God hand, c’est aussi une caméra particulièrement incommode -du moins au début- et étrangement familière qui accompagne le joueur. La même caméra qui ondoyait au rythme de l’électrique Vanessa Z. Schneider dans P.N.Ø3. La même caméra qui transformait le survival à papa et ses plans diapos sépias en reportage de guerre nerveux dans Resident evil 4. Une caméra qui aura finalement accompagné tout le travail de Shinji Mikami (à l’exception de Killer7) sur cette génération de machines qui agonise et qui trouve, dans God hand, son ultime ligne de fuite : le corps à corps. Ni grosses pétoires, ni longs couteaux, God hand remet au goût du jour les plaisirs simples du châtiment corporel sous sa forme la plus primitive : la jouissance du combo ne vient pas tant de l’apprentissage par coeur de combinaisons de touches, mais au contraire de l’acharnement répété sur un seul et même bouton. Problème : comment donner un peu de profondeur et de diversité à un jeu de combat basé sur ce genre de combos ? Facile : en laissant le joueur composer lui-même ses séquences à l’aide de coups qui varient en force, en rapidité, en rythme et en fonctions. Au joueur / compositeur de réécrire sa partition selon le type d’ennemi qu’il croise. Et aux vues de la diversité des adversaires présents dans God hand, mieux vaut essayer d’être inventif et prolifique.
Porté par un univers délirant -entre les western bolo-niais de Terence Hill, Ken le survivant, Devil may cry et les films de Stephen Chow-, God hand se permet un peu tout et surtout n’importe quoi.
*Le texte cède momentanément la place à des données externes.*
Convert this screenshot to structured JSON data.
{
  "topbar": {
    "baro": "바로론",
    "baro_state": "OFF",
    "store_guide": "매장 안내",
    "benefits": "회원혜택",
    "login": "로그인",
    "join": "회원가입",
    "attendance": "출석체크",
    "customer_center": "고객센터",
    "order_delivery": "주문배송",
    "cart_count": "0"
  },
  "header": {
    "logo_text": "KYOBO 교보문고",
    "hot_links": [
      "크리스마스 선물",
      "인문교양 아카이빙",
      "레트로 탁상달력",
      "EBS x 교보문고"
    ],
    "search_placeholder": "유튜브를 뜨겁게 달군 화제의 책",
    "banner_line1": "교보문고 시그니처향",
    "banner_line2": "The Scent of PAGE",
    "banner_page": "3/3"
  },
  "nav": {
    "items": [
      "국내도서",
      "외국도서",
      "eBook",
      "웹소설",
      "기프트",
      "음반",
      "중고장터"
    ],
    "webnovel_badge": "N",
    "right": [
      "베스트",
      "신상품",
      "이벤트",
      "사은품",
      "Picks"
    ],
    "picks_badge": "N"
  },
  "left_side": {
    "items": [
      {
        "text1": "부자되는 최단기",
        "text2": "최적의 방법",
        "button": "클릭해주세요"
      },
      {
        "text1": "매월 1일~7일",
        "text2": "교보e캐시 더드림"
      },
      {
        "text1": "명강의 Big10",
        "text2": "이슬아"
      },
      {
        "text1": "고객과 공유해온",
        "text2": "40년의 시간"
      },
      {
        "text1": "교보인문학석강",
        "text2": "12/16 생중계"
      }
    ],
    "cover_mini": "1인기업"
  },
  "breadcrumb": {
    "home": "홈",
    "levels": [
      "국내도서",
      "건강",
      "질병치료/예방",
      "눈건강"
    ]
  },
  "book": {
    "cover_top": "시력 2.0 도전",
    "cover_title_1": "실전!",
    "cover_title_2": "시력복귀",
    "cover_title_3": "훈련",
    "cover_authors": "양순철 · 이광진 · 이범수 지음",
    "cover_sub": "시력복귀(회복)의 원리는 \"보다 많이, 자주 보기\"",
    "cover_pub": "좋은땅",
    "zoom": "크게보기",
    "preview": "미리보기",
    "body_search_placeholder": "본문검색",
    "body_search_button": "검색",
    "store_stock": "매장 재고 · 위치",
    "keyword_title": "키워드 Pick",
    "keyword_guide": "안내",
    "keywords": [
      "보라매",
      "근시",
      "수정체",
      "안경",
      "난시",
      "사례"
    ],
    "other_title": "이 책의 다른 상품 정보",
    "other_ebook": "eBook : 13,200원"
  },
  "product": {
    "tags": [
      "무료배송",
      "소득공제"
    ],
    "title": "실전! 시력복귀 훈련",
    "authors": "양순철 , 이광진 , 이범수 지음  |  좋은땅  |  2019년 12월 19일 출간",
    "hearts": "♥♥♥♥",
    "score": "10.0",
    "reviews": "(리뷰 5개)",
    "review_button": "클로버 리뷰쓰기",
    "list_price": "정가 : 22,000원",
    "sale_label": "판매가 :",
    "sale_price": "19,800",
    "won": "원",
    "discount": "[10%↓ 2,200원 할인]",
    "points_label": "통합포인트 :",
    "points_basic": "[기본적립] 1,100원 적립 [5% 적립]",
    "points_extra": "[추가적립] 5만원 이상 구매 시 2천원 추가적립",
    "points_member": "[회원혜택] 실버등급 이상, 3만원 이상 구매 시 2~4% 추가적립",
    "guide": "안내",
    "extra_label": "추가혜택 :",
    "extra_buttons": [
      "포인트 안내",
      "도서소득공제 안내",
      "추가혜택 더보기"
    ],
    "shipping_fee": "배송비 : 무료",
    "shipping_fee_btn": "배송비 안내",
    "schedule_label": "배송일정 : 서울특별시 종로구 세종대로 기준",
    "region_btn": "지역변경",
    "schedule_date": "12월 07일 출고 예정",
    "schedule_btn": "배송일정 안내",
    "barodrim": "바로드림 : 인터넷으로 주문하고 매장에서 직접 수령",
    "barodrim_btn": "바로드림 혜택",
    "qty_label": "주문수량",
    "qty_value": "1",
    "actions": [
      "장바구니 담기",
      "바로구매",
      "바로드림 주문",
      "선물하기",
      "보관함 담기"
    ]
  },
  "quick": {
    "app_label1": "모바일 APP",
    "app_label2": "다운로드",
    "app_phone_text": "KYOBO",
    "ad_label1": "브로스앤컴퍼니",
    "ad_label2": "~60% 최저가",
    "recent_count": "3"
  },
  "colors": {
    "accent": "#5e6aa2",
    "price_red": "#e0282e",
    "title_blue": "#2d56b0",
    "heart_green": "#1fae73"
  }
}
Une chose est sûre, la revalorisation sociale de l’adversaire de beat’em-all passe aussi par l’attitude : glamour, sexy ou vulgaire, mais toujours d’un mauvais goût très sûr, les ennemis, dans God hand, sont inoubliables. Mais qu’on ne s’y trompe pas : du groupe de heavy metal façon Spinal Tap, à la succube lascive, en passant par le gorille habillé en catcheur ou le duo de gogos échoués d’un char de la Gay pride, tous sont de redoutables combattants. A vrai dire, ils sont même pires que cela. Contrairement à Resident evil 4, dans lequel la résistance et l’agressivité des ennemis diminuaient progressivement après chaque game over pour aider le joueur à progresser dans l’histoire, God hand sanctionne très vite le joueur un peu trop timoré : plus on évite les coups, plus le niveau des ennemis augmente. D’une difficulté aux frontières de ce qui est humainement possible lorsque les adversaires atteignent leur quatrième niveau (intelligemment intitulé « DIE »), God hand devient le chemin par lequel le joueur n’en finit jamais de progresser. Il y a toujours un nouveau coup de pied à intégrer à sa séquence de coups, une nouvelle esquive haute ou basse qui offre l’espoir de terrasser un démon de deux mètres. Contrairement à beaucoup de jeux de baston à la difficulté idiote, God hand est fidèle au slogan qui accompagnait ses premiers trailers : « A ball bustingly hard game. But fair » (littéralement, « Un jeu difficile à s’en broyer les couilles. Mais un jeu juste »). « Un jeu pas fait pour être fini », selon Mikami et son producteur Inaba qui paraissaient presque s’en réjouir. Un jeu où la « main de Dieu » n’est rien d’autre qu’un accomplissement, une recherche de la maîtrise absolue, toujours à portée de vue, jamais aussi lointaine qu’on pourrait le penser. Où good guys et bad guys se battent à égalité. Où le joueur, jeté comme un vieux mouchoir au beau milieu de rixes désespérées, accepte la succession des game over comme le symbole de sa nouvelle condition : être un perdant. Mais un perdant magnifique.